When Russia invaded Ukraine two years ago, that war began to dominate the news cycle, displacing coverage of Myanmar, Sudan and Syria. But, as the months wore on, the Ukraine war, too, slipped from our screens. Now the war in Gaza has captured global attention, but for how long?
“You know, if you’ve covered conflict before, that the world’s focus is fickle. And there will be a point where the cameras shift. … As a journalist who becomes obviously invested and cares and talks to people and makes friendships with people when you’re on a front line, you almost feel like it is a betrayal.”
Why is it that while the human suffering never gets less tragic, we seem to have only a finite amount of empathy for the victims of conflict? And what is the effect on our creeping ambivalence?
For Bel Trew, chief international correspondent at The Independent, this decline in interest has become something she learns to anticipate at the start of every war she covers. “You know, if you’ve covered conflict before, that the world’s focus is fickle,” she tells New Lines’ Faisal Al Yafai. Whether in Gaza, Ukraine, Myanmar or Syria, “There will be a point where those cameras shift, the spotlight shifts. … As a journalist who becomes obviously invested and cares and talks to people, and makes friendships with people when you’re on a front line, you almost feel like it is a betrayal.”
For Trew, the importance of continuing to cover these conflicts lies in showing the full effect of war, despite knowing her audience might be mostly interested in how the conflict might affect them. “The most important thing that we can do is show people just how devastating war is, so that it’s not just turned into what’s essentially a game of armies and the playground of the battlefield. But people want to know how this is going to impact them.”
Nabih Bulos, Middle East bureau chief for the Los Angeles Times, wants his audience to understand that they often have a degree of complicity in a faraway conflict and what that actually means. “I want people to really understand what it means when a politician or a soldier says the phrase surgical strike. I want them to understand what it means when they’re going into a country or establishing a no-fly zone,” he says.
The veteran correspondents note that some conflicts are easier to report on than others, and many change as the conflict progresses. Bulos remembers the battle against the Islamic State group as offering a great deal of freedom for reporters, who could embed with different units in the Iraqi army freely.
But, as Trew notes, that’s not always the case.

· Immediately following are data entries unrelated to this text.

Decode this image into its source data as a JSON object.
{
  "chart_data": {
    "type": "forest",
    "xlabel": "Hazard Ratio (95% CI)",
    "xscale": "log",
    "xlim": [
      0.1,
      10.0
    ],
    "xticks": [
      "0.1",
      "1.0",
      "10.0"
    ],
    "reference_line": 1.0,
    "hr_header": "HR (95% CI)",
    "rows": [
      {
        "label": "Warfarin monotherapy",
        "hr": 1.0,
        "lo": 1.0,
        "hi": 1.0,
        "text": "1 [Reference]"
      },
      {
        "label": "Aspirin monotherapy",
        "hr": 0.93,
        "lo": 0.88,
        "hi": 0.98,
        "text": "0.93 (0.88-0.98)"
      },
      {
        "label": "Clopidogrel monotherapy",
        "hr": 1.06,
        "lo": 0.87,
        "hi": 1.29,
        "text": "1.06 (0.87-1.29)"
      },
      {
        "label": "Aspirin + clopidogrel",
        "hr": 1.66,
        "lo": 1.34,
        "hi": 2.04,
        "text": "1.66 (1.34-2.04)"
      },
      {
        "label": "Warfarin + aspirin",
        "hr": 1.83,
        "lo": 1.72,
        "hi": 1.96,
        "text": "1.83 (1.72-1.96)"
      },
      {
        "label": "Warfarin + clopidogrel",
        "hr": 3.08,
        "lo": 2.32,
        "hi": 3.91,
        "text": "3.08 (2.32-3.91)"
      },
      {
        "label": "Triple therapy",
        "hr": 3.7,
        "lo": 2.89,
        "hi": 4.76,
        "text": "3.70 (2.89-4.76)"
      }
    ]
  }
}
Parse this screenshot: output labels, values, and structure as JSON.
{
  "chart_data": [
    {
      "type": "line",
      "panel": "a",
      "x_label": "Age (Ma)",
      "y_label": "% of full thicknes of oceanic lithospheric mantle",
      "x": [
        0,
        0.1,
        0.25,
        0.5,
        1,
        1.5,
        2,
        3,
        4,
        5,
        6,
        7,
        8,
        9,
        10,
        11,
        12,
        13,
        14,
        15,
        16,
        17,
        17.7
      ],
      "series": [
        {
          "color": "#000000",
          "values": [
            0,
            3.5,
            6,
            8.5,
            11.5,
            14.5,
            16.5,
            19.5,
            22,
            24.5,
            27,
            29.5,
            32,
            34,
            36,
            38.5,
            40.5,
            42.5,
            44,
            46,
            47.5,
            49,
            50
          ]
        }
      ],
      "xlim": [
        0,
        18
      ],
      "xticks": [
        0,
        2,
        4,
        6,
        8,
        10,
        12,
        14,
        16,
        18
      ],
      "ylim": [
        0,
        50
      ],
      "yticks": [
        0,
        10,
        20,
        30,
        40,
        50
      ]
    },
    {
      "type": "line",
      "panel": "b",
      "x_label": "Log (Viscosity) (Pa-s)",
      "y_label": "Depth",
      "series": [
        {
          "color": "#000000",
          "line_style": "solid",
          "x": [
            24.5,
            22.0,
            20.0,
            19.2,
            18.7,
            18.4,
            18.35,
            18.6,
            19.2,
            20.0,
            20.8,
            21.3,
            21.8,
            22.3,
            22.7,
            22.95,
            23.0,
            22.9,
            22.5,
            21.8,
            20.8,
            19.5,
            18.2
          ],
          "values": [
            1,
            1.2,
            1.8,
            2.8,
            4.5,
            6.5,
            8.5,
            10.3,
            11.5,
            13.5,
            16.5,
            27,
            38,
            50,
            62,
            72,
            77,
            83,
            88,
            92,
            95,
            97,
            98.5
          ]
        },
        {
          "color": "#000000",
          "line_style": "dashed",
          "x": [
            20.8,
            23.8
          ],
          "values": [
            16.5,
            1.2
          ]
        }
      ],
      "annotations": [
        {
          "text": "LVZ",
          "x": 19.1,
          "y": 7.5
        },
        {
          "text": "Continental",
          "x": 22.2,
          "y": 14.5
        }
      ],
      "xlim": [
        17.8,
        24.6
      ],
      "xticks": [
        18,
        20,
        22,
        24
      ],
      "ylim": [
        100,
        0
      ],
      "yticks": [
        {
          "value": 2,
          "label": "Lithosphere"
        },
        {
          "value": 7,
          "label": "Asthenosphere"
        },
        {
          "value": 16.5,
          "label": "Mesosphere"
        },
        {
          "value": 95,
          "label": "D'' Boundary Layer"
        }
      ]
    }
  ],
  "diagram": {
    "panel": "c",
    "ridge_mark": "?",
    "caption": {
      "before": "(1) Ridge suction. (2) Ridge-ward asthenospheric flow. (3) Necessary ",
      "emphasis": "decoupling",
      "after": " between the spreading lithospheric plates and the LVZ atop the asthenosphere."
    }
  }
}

“Another issue with forever wars is that access becomes quite difficult,” she says. “You end up telling the same story again and again.”
Furthermore, she notes that as conflicts progress and subsequent events can incur ever higher casualty figures, statistics can become meaningless. “We had the clearing of Rabaa,” she says, remembering the 2013 massacre of protesters by Egyptian police, in which more than 1,000 were estimated killed. “A few weeks later, there were 66 people killed in a protest, which would normally be a very high number of unarmed protesters to be killed,” Trew recalls. “Because we’d already had 1,000 [casualties], people got desensitized.”
As numbers start to lose their meaning, you have to focus on human stories, Bulos suggests. “The enormity of those figures means nothing to people, and the only way to bring it home to people is to focus on the smaller stories,” he says.